SS and Others v Italy – or doubling down on Banković – EJIL: Speak! – Model Slux

SS and Others v Italy – or doubling down on Banković – EJIL: Speak! – Model Slux

I’m nonetheless in shock. The publication of S.S. and Others v Italy on 12 June 2025 was lengthy awaited.  After months of labor together with the candidates, seven years later, it is a disgruntling consequence – not just for the candidates, however for the worldwide human rights neighborhood as a complete. As lead counsel, it’s troublesome to cover my disappointment at what I contemplate a myopic ruling by the European Courtroom of Human Rights, which is nonetheless sure to supply very consequential outcomes – probably of the magnitude of Banković. That is the primary case delivered to the Courtroom in regards to the Italian ‘pullback’ coverage, applied via cooperation with Libyan actors, within the context of the externalisation coverage carried out below the umbrella of a number of accords, together with a devoted Memorandum of Understanding (MoU) of 2017, and with EU backing.

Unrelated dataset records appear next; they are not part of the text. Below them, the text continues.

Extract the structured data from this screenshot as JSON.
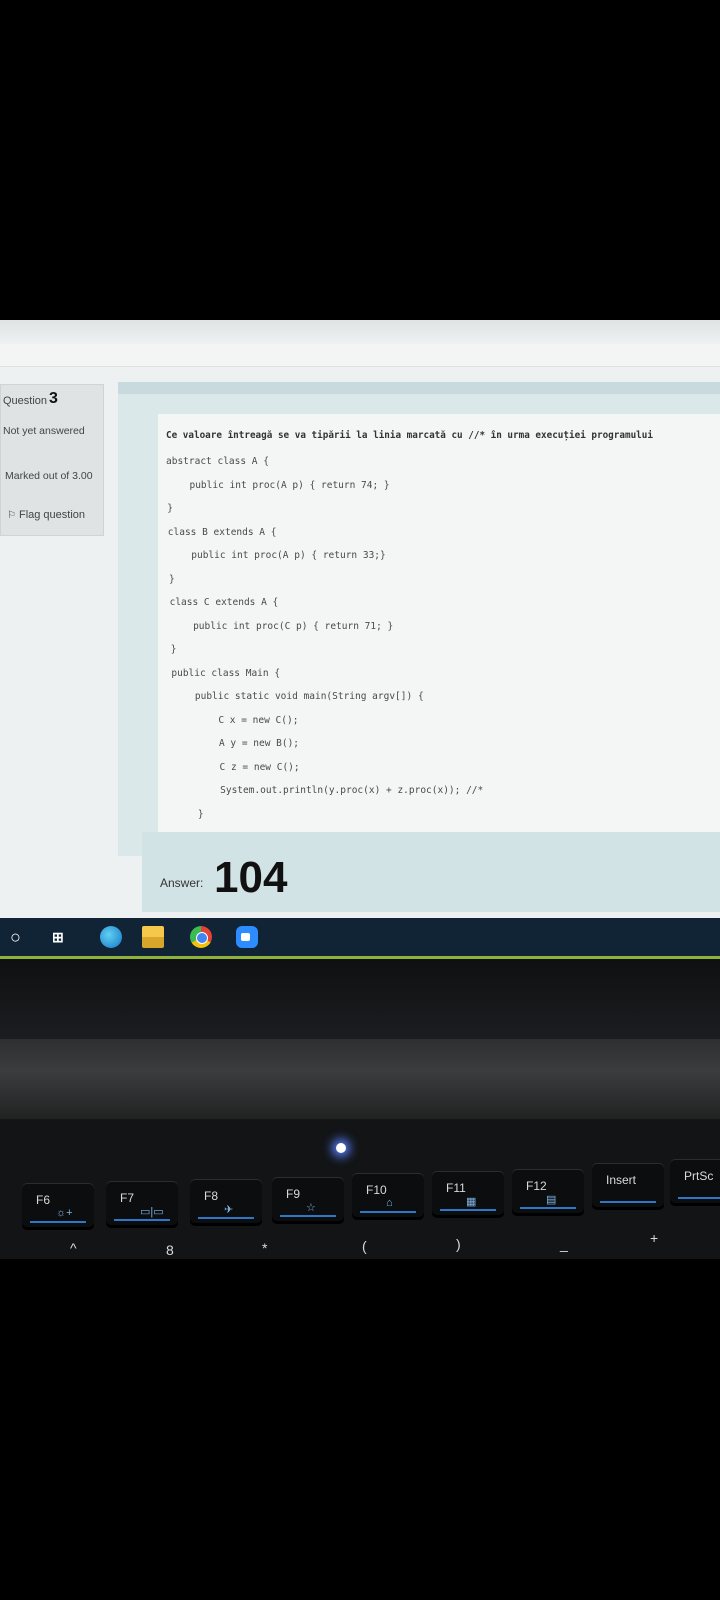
{
  "question": {
    "label": "Question",
    "number": "3",
    "status": "Not yet answered",
    "marked_out_of": "Marked out of 3.00",
    "flag_label": "Flag question"
  },
  "prompt": "Ce valoare întreagă se va tipării la linia marcată cu //* în urma execuției programului",
  "code_lines": [
    "abstract class A {",
    "    public int proc(A p) { return 74; }",
    "}",
    "class B extends A {",
    "    public int proc(A p) { return 33;}",
    "}",
    "class C extends A {",
    "    public int proc(C p) { return 71; }",
    "}",
    "public class Main {",
    "    public static void main(String argv[]) {",
    "        C x = new C();",
    "        A y = new B();",
    "        C z = new C();",
    "        System.out.println(y.proc(x) + z.proc(x)); //*",
    "    }",
    "}"
  ],
  "answer": {
    "label": "Answer:",
    "value": "104"
  },
  "taskbar": {
    "icons": [
      "start-icon",
      "task-view-icon",
      "edge-icon",
      "file-explorer-icon",
      "chrome-icon",
      "zoom-icon"
    ],
    "accent": "#8fb33a",
    "background": "#102436"
  },
  "keyboard": {
    "keys": [
      "F6",
      "F7",
      "F8",
      "F9",
      "F10",
      "F11",
      "F12",
      "Insert",
      "PrtSc"
    ],
    "glyphs": [
      "☼+",
      "▭|▭",
      "✈",
      "☆",
      "⌂",
      "▦",
      "▤"
    ],
    "lower_row": [
      "^",
      "8",
      "*",
      "(",
      ")",
      "_",
      "+"
    ]
  }
}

The case issues the violent ‘refoulement by proxy’ on 6 November 2017 of a bunch of roughly 130 migrants from a sinking dinghy by the Libyan Coastguard, appearing on the request of the Italian authorities and interfering with the rescue efforts of the NGO vessel Sea-Watch 3. Whereas Sea Watch was finally in a position to rescue and produce to security in Italy 59 passengers, not less than 20 folks died earlier than or in the course of the operation and 47 passengers had been finally ‘pulled again’ to Libya to face sick remedy. The candidates within the case embody twelve survivors of the deadly incident, amongst whom the surviving dad and mom of two kids who drowned. Whereas ten of the candidates had been rescued by Sea Watch and brought to Italy, two of them had been forcibly returned to Libya by the Libyan Coastguard, the place they endured ‘nightmarish’ circumstances (S.S., para. 28, citing UNHCR).